Philosophy for Life
This revised edition of my original introduction to Philosophy, has a new emphasis. It explores...
'Thinking to enhance your life.'
While providing an brief overview of the history of Western thought, and giving an outline of the main branches of philosophy, it also asks about the relevance and value of philosophy as a life skill.
Here's why you might want to read this book...
To philosophise involves thinking clearly and accurately, considering evidence, reflecting on experience, sorting out arguments and testing out claims. Philosophy also probes the meaning of life; it examines morality, politics and religion; it challenges our assumptions and invites us to think again about our opinions.

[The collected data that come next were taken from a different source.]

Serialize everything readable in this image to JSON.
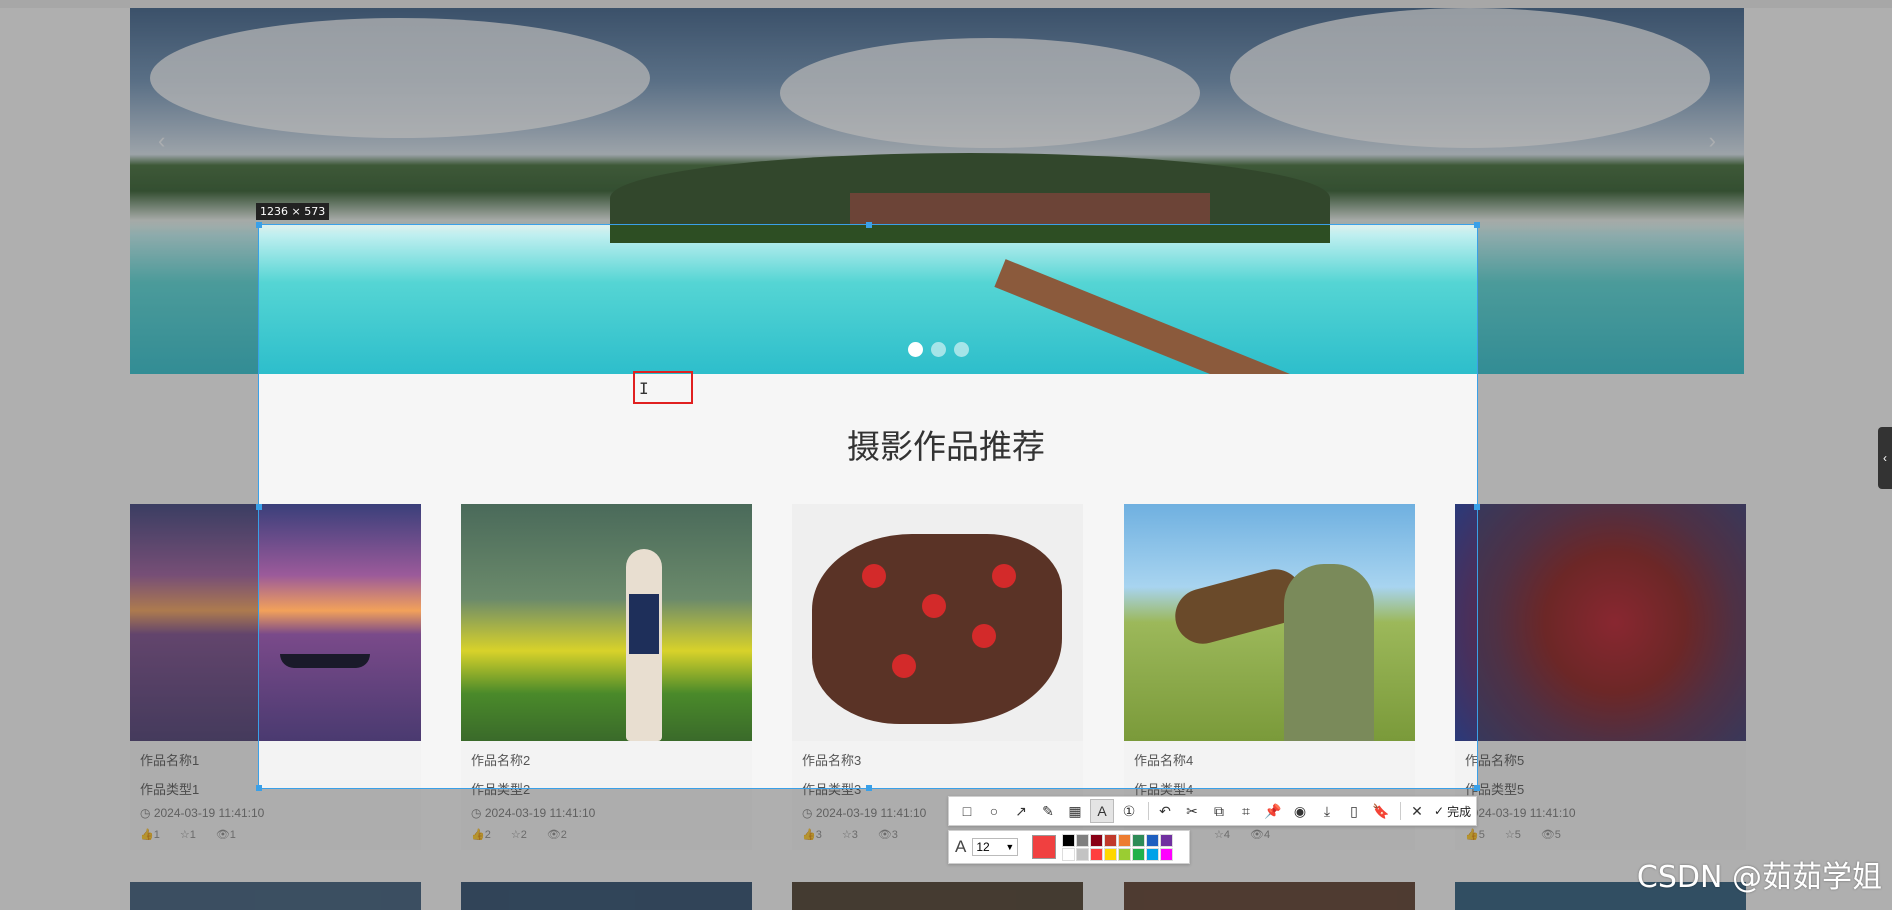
{
  "capture": {
    "size_label": "1236 × 573"
  },
  "banner": {
    "dots": 3,
    "active_dot": 0,
    "arrow_left": "‹",
    "arrow_right": "›"
  },
  "section": {
    "title": "摄影作品推荐"
  },
  "cards": [
    {
      "name": "作品名称1",
      "type": "作品类型1",
      "time": "2024-03-19 11:41:10",
      "likes": "1",
      "collects": "1",
      "views": "1"
    },
    {
      "name": "作品名称2",
      "type": "作品类型2",
      "time": "2024-03-19 11:41:10",
      "likes": "2",
      "collects": "2",
      "views": "2"
    },
    {
      "name": "作品名称3",
      "type": "作品类型3",
      "time": "2024-03-19 11:41:10",
      "likes": "3",
      "collects": "3",
      "views": "3"
    },
    {
      "name": "作品名称4",
      "type": "作品类型4",
      "time": "",
      "likes": "",
      "collects": "4",
      "views": "4"
    },
    {
      "name": "作品名称5",
      "type": "作品类型5",
      "time": "2024-03-19 11:41:10",
      "likes": "5",
      "collects": "5",
      "views": "5"
    }
  ],
  "toolbar": {
    "tools": [
      "rectangle-icon",
      "ellipse-icon",
      "arrow-icon",
      "pencil-icon",
      "mosaic-icon",
      "text-icon",
      "number-icon",
      "undo-icon",
      "cut-icon",
      "translate-icon",
      "ocr-icon",
      "pin-icon",
      "record-icon",
      "download-icon",
      "long-screenshot-icon",
      "bookmark-icon"
    ],
    "done_label": "完成",
    "font_size": "12",
    "current_color": "#f04040",
    "palette": [
      "#000000",
      "#7f7f7f",
      "#880015",
      "#c0392b",
      "#ed7d31",
      "#2e8b57",
      "#1f5fbf",
      "#7030a0",
      "#ffffff",
      "#c3c3c3",
      "#ff4040",
      "#ffd700",
      "#9acd32",
      "#22b14c",
      "#00a2e8",
      "#ff00ff"
    ]
  },
  "watermark": "CSDN @茹茹学姐",
  "side_tab": "‹"
}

Some overall sense of who we are and what life is for may enhance our appreciation of life in general. Where do we stand on the big issues that face us? How can we find contentment in a world that includes so much suffering and evil? How do we come to terms with our own fragility and mortality? What does it mean to be an individual, and how does that affect the way we treat others? What, if anything, can we know for certain? These universal and personal questions are not exclusively philosophical, nor are they necessarily issues with which professional philosophers wrestle on a day-to-day basis, but I want to suggest that most of the topics covered in courses in philosophy can be related to them, so that some knowledge of philosophy can yield immediate, personal benefits, quite apart from the intellectual stimulus that doing philosophy offers.